La saison automnale 2023 a marqué par ses pluies diluviennes, bouleversant le désherbage habituel su - © D.R.
La saison automnale 2023 a marqué par ses pluies diluviennes, bouleversant le désherbage habituel su - © D.R.

Si les cultivateurs ne sont pas nés de la dernière pluie, ils ont été surpris, comme le reste de la population, par les fortes précipitations tombées dès la mi-octobre 2023. De nouvelles averses ont suivi en novembre, puis au début du mois de janvier 2024, provoquant crues et inondations, comme dans les Hauts-de-France. Outre le développement des semis des céréales d’hiver tout juste plantés, la pluviométrie particulièrement élevée des derniers mois a bouleversé la pratique du désherbage, de rigueur durant la saison automnale. 

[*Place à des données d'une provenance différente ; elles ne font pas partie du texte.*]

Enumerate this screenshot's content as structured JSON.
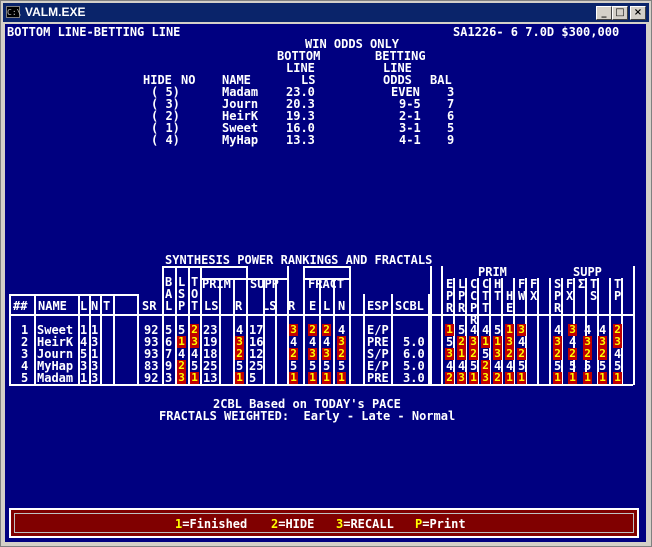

Des niveaux d’efficacité quasiment réduits de moitié

« Différents cas de figure se sont présentés pendant cette campagne, décrit Ludovic Bonin, spécialiste désherbage au sein du pôle « Flores adventices - Lutte contre la verse » chez Arvalis. Parmi les semis qui ont été réalisés précocement, soit début octobre, certains ont pu désherber dans la foulée ou en décembre, même si cela reste assez limité, d’autres non. Pour ceux qui n’ont pas désherbé, ils ont aujourd’hui des parcelles avec des céréales plutôt bien implantées, mais très sales ». Et pour cause : les pluies n’ont pas retardé l’apparition des mauvaises herbes ! Or, il existe une règle de base en matière de désherbage : plus il est réalisé rapidement, plus il sera performant. « Quand l’agriculteur doit désherber des ray-grass ou des vulpins à trois feuilles, c’est trop tard, confie Ludovic Bonin. Cela ne veut pas dire que si vous mettez un herbicide, il ne fonctionnera pas, mais son niveau d’efficacité sera moindre par rapport à un désherbage précoce : nous pouvons espérer atteindre 50-60 %, alors que nous aurions pu être sur du 90-95 %, voire du 100 % dans certains cas ».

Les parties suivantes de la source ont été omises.